We have presented Looped World Models, the first application of looped transformer architectures to world modelling. Our approach addresses a central tension in current world models: generating faithful long-horizon simulations demands deep computation, yet deeper models incur prohibitive deployment costs and are susceptible to compounding rollout errors. By iteratively refining latent environment states through a parameter-shared transformer block with stabilised residual dynamics, LoopWM structurally mirrors the recurrence inherent in physical systems while maintaining a compact parameter footprint. Empirically, LoopWM achieve up to 100× parameter efficiency over conventional approaches without sacrificing prediction quality. Theoretically, we show that spectral-norm constraints on state transitions yield provably stable rollouts, providing formal guarantees that are absent in standard autoregressive world models.
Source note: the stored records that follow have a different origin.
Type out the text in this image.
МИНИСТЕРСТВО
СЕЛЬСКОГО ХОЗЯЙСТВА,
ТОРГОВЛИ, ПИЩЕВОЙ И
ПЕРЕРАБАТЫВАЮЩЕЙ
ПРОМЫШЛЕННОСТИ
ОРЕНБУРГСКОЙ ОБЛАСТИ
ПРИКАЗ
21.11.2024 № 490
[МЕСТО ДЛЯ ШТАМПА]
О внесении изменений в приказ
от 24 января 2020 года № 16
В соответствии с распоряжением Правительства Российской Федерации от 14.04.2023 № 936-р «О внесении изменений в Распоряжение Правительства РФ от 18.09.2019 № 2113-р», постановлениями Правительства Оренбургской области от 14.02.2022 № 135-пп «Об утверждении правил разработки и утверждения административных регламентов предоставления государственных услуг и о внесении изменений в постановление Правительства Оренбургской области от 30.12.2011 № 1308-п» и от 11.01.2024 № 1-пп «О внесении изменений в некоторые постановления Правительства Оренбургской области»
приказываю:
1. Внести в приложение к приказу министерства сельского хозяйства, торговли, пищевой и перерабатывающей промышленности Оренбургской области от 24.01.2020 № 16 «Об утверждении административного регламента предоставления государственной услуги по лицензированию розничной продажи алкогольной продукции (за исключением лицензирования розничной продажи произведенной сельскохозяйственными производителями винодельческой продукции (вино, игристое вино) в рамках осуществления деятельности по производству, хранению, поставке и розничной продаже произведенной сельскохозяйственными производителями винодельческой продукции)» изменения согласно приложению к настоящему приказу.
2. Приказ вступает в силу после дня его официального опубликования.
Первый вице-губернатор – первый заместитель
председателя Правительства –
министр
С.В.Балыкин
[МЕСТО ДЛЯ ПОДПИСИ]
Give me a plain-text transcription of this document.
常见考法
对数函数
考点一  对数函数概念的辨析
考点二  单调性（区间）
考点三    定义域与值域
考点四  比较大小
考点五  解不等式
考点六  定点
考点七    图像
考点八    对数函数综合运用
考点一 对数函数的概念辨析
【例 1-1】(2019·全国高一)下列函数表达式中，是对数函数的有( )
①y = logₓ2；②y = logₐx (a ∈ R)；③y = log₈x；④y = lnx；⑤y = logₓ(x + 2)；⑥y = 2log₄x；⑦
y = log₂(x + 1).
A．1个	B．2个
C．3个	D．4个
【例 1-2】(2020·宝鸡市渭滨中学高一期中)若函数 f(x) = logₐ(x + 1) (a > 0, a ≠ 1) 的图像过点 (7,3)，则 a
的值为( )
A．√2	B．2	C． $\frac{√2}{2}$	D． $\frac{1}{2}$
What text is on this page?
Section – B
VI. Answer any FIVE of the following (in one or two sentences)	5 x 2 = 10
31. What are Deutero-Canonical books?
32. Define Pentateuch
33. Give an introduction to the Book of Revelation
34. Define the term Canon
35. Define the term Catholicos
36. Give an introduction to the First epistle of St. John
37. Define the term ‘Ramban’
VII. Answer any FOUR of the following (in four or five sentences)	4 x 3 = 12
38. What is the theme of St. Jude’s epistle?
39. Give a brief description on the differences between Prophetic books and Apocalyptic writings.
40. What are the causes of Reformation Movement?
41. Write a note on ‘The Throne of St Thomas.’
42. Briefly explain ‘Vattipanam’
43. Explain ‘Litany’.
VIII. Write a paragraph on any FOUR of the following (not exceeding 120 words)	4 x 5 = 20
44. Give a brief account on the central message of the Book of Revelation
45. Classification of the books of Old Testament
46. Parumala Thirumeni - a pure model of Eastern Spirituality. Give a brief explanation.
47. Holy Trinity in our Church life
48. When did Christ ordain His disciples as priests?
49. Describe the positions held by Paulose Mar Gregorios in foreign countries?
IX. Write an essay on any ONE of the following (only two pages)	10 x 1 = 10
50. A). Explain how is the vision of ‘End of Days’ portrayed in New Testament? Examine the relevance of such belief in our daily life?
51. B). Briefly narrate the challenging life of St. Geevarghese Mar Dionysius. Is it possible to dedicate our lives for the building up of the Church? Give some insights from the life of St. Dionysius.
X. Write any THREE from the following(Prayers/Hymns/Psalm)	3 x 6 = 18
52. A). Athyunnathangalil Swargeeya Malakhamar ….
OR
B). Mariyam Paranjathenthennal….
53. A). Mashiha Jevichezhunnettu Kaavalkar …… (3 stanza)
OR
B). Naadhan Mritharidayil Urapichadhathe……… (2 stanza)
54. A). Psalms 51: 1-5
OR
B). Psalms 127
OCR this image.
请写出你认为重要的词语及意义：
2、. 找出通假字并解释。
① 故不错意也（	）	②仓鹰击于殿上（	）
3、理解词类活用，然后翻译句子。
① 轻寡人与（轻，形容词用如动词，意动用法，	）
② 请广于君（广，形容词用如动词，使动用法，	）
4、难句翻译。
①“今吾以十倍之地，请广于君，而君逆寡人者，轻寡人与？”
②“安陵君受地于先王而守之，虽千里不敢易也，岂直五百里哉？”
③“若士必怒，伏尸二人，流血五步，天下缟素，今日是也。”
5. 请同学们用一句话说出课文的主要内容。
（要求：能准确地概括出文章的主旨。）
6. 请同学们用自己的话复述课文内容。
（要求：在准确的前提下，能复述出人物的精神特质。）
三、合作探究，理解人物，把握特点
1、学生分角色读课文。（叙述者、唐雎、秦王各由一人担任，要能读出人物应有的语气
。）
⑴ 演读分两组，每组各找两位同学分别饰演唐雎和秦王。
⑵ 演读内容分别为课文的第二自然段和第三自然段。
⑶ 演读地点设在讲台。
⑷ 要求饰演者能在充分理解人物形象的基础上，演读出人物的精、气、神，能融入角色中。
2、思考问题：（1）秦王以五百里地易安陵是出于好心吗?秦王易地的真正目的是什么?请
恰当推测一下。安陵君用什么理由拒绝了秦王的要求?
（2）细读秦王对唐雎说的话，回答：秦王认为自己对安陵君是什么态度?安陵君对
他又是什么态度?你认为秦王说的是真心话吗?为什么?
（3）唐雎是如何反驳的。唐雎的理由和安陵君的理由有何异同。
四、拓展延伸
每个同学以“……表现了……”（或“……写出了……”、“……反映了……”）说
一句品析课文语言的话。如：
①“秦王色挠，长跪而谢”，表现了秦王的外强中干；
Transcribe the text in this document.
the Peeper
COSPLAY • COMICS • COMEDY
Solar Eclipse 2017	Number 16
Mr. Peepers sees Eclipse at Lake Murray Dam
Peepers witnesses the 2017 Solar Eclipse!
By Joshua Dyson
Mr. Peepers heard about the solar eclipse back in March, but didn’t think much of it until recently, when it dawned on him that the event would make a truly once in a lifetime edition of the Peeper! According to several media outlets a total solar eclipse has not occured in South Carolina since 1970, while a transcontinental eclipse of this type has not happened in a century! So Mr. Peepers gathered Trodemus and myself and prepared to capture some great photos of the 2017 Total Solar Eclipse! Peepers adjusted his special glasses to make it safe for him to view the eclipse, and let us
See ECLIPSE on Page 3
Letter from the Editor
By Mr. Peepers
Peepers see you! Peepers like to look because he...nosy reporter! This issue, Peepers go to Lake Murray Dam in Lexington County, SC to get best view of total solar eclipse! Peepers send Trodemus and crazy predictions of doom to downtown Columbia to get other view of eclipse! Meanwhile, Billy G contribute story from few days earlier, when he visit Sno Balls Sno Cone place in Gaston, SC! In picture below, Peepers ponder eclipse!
Furthermore, our adaptive computation mechanism automatically scales the effective depth of the model to match the complexity of each prediction step, allocating more refinement iterations to dynamically challenging transitions and fewer to predictable ones. Beyond the specific results reported here, we believe this work identifies iterative latent depth as a new scaling axis for world simulation, one that is orthogonal to the conventional axes of model size and data volume. We hope that this perspective opens new directions for building world models that are simultaneously more capable, more efficient, and more stable over extended horizons.

# Broader Impacts

While the present paper already provides strong evidence for the effectiveness of LoopWM, the current manuscript is intentionally selective in disclosure scope. In this version, our goal is to establish the core architectural thesis that looped latent refinement, deferred decoding, and stabilized dynamics together define a viable and promising design space for world modelling, rather than to exhaustively present every supporting result we have already obtained.

First, the current paper already demonstrates the value of iterative latent computation through deferred decoding, which gives concrete evidence that preserving and refining latent computation across rollout steps is beneficial. We view this as a direct and meaningful manifestation of the looped design. At the same time, it represents only one visible entry point into a broader body of evidence supporting the effectiveness of looping, and a more explicit decomposition of these gains can be disclosed in the future.

Second, although the present manuscript emphasizes the principal task domains reported here, our empirical validation is not confined to these settings. We have also verified in continuous visual environments that optimization is feasible and that the training loss is consistently reducible, which supports the practicality of the proposed architecture beyond the environments highlighted in this paper. The main limitation at this stage is therefore not a lack of empirical support, but that the manuscript does not yet fully expose the breadth of validation already completed.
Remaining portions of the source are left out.